原題は「ANCILLARY」。この単語は「協力者、召使」あるいは「付属品」の意味を持つようで、本書では「属躰」と訳されます。この言葉が本書のキーワードのひとつで、解説の言葉を借りると「宇宙戦艦のAIを、戦闘用に改造を施した人体に上書きダウンロードした生体兵器」を指しています。宇宙戦艦のAIは、戦艦を支配するだけでなく、多くの属躰を管理下におきます。多くの属躰から得られた情報をAIは認識し、属躰もまたそれを共有するのです。
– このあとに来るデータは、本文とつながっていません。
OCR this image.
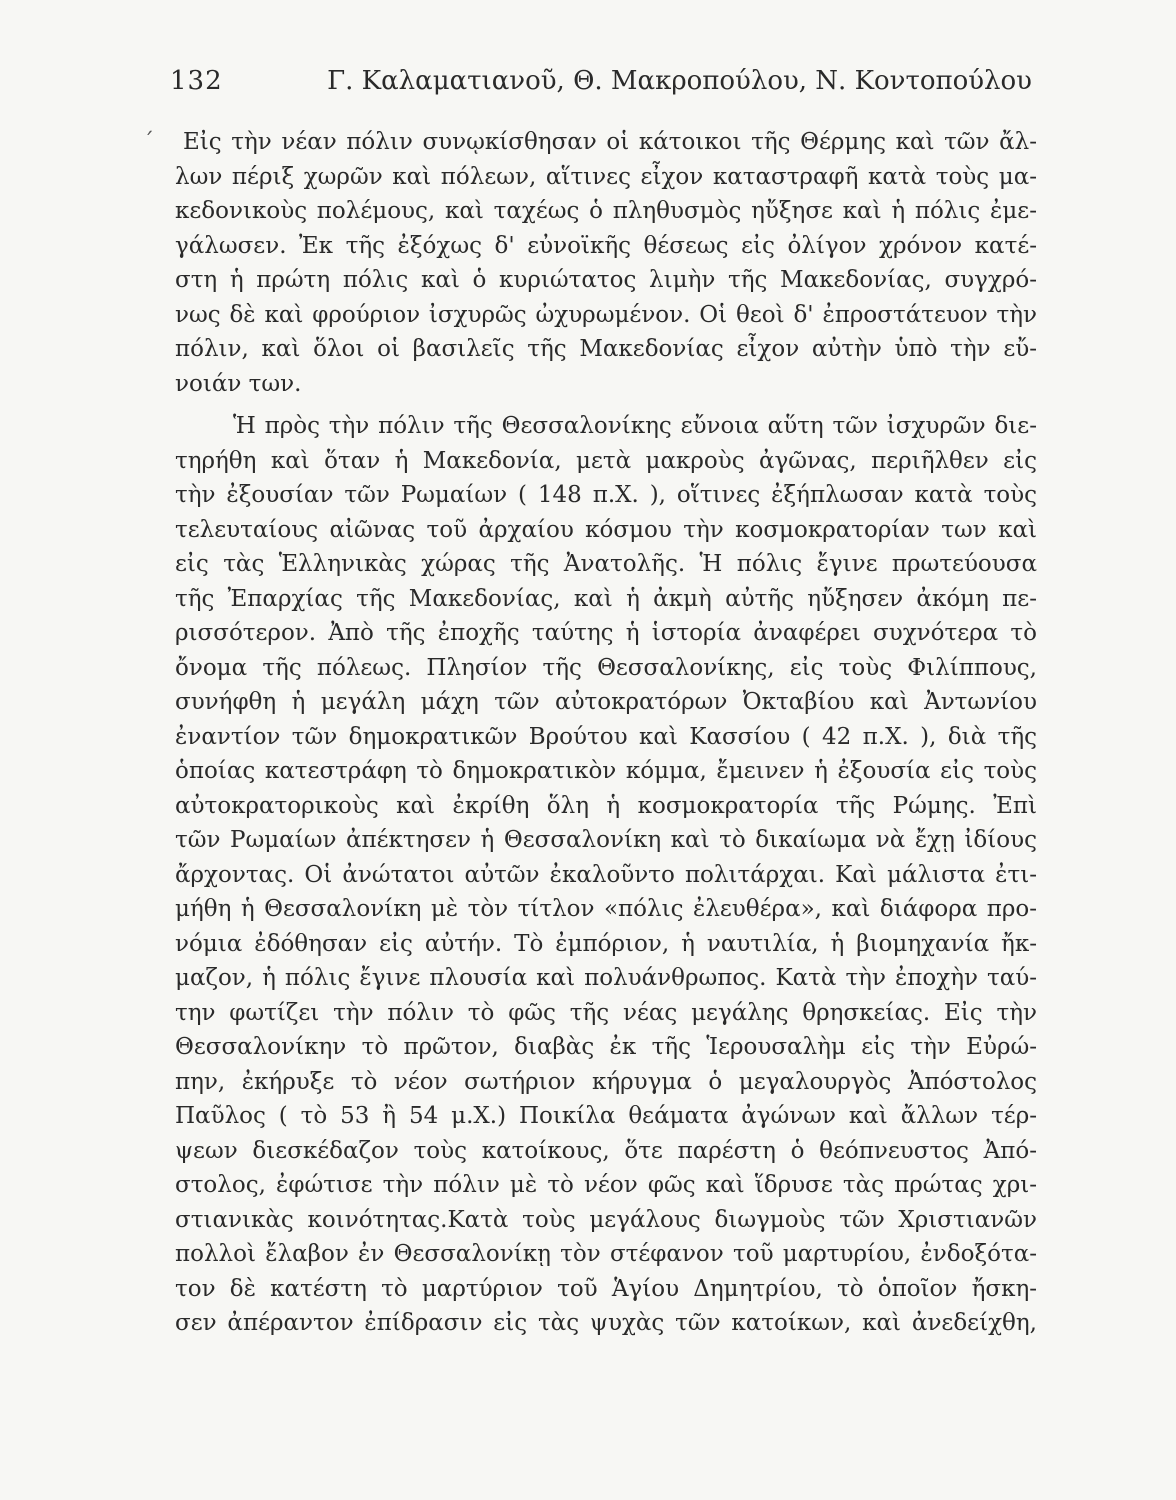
132	Γ. Καλαματιανοῦ, Θ. Μακροπούλου, Ν. Κοντοπούλου
´	Εἰς τὴν νέαν πόλιν συνῳκίσθησαν οἱ κάτοικοι τῆς Θέρμης καὶ τῶν ἄλ-
λων πέριξ χωρῶν καὶ πόλεων, αἵτινες εἶχον καταστραφῆ κατὰ τοὺς μα-
κεδονικοὺς πολέμους, καὶ ταχέως ὁ πληθυσμὸς ηὔξησε καὶ ἡ πόλις ἐμε-
γάλωσεν. Ἐκ τῆς ἐξόχως δ' εὐνοϊκῆς θέσεως εἰς ὀλίγον χρόνον κατέ-
στη ἡ πρώτη πόλις καὶ ὁ κυριώτατος λιμὴν τῆς Μακεδονίας, συγχρό-
νως δὲ καὶ φρούριον ἰσχυρῶς ὠχυρωμένον. Οἱ θεοὶ δ' ἐπροστάτευον τὴν
πόλιν, καὶ ὅλοι οἱ βασιλεῖς τῆς Μακεδονίας εἶχον αὐτὴν ὑπὸ τὴν εὔ-
νοιάν των.
Ἡ πρὸς τὴν πόλιν τῆς Θεσσαλονίκης εὔνοια αὕτη τῶν ἰσχυρῶν διε-
τηρήθη καὶ ὅταν ἡ Μακεδονία, μετὰ μακροὺς ἀγῶνας, περιῆλθεν εἰς
τὴν ἐξουσίαν τῶν Ρωμαίων ( 148 π.Χ. ), οἵτινες ἐξήπλωσαν κατὰ τοὺς
τελευταίους αἰῶνας τοῦ ἀρχαίου κόσμου τὴν κοσμοκρατορίαν των καὶ
εἰς τὰς Ἑλληνικὰς χώρας τῆς Ἀνατολῆς. Ἡ πόλις ἔγινε πρωτεύουσα
τῆς Ἐπαρχίας τῆς Μακεδονίας, καὶ ἡ ἀκμὴ αὐτῆς ηὔξησεν ἀκόμη πε-
ρισσότερον. Ἀπὸ τῆς ἐποχῆς ταύτης ἡ ἱστορία ἀναφέρει συχνότερα τὸ
ὄνομα τῆς πόλεως. Πλησίον τῆς Θεσσαλονίκης, εἰς τοὺς Φιλίππους,
συνήφθη ἡ μεγάλη μάχη τῶν αὐτοκρατόρων Ὀκταβίου καὶ Ἀντωνίου
ἐναντίον τῶν δημοκρατικῶν Βρούτου καὶ Κασσίου ( 42 π.Χ. ), διὰ τῆς
ὁποίας κατεστράφη τὸ δημοκρατικὸν κόμμα, ἔμεινεν ἡ ἐξουσία εἰς τοὺς
αὐτοκρατορικοὺς καὶ ἐκρίθη ὅλη ἡ κοσμοκρατορία τῆς Ρώμης. Ἐπὶ
τῶν Ρωμαίων ἀπέκτησεν ἡ Θεσσαλονίκη καὶ τὸ δικαίωμα νὰ ἔχῃ ἰδίους
ἄρχοντας. Οἱ ἀνώτατοι αὐτῶν ἐκαλοῦντο πολιτάρχαι. Καὶ μάλιστα ἐτι-
μήθη ἡ Θεσσαλονίκη μὲ τὸν τίτλον «πόλις ἐλευθέρα», καὶ διάφορα προ-
νόμια ἐδόθησαν εἰς αὐτήν. Τὸ ἐμπόριον, ἡ ναυτιλία, ἡ βιομηχανία ἤκ-
μαζον, ἡ πόλις ἔγινε πλουσία καὶ πολυάνθρωπος. Κατὰ τὴν ἐποχὴν ταύ-
την φωτίζει τὴν πόλιν τὸ φῶς τῆς νέας μεγάλης θρησκείας. Εἰς τὴν
Θεσσαλονίκην τὸ πρῶτον, διαβὰς ἐκ τῆς Ἱερουσαλὴμ εἰς τὴν Εὐρώ-
πην, ἐκήρυξε τὸ νέον σωτήριον κήρυγμα ὁ μεγαλουργὸς Ἀπόστολος
Παῦλος ( τὸ 53 ἢ 54 μ.Χ.) Ποικίλα θεάματα ἀγώνων καὶ ἄλλων τέρ-
ψεων διεσκέδαζον τοὺς κατοίκους, ὅτε παρέστη ὁ θεόπνευστος Ἀπό-
στολος, ἐφώτισε τὴν πόλιν μὲ τὸ νέον φῶς καὶ ἵδρυσε τὰς πρώτας χρι-
στιανικὰς κοινότητας.Κατὰ τοὺς μεγάλους διωγμοὺς τῶν Χριστιανῶν
πολλοὶ ἔλαβον ἐν Θεσσαλονίκῃ τὸν στέφανον τοῦ μαρτυρίου, ἐνδοξότα-
τον δὲ κατέστη τὸ μαρτύριον τοῦ Ἁγίου Δημητρίου, τὸ ὁποῖον ἤσκη-
σεν ἀπέραντον ἐπίδρασιν εἰς τὰς ψυχὰς τῶν κατοίκων, καὶ ἀνεδείχθη,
このようにAIは属躰から様々な情報を得ることが出来ますが、こういった「ひとつの出来事を様々な視点から切り取る描写」は、本書を特徴付けるところがあって、なかなか刺激的です。
属躰に加えて、本書の世界観も魅力のひとつです。強力な専制国家ラドチが宇宙を併呑する世界を舞台に描かれる独自で綿密な世界観。その力の入れようは、解説の後に「付録 アンシラリー用語解説」が収録されるほどです。
さて、宇宙戦艦のAIにありながら、ある事件を経て、たったひとり生き延びた属躰「ブレク」が本書の主人公。ブレクが紡ぐ過去の記憶と、進行する現在の出来事。ふたつの世界が結ぶとき、物語は大きな展開を迎えます。それまでのどちらかというと単調な(しかし、たしかな波乱を予期させる)展開もあってか、ここから食い入るように読み進めることができました。
ただ、独自の世界観がもたらす設定(例えば、ラドチは性別を意識しないため、すべて「彼女」と呼称する)に加え、最終的に誰が味方で誰が敵なのか、ぼやかして進行される展開には、結構混乱させられました。まあ、それも含めておもしろいのですが。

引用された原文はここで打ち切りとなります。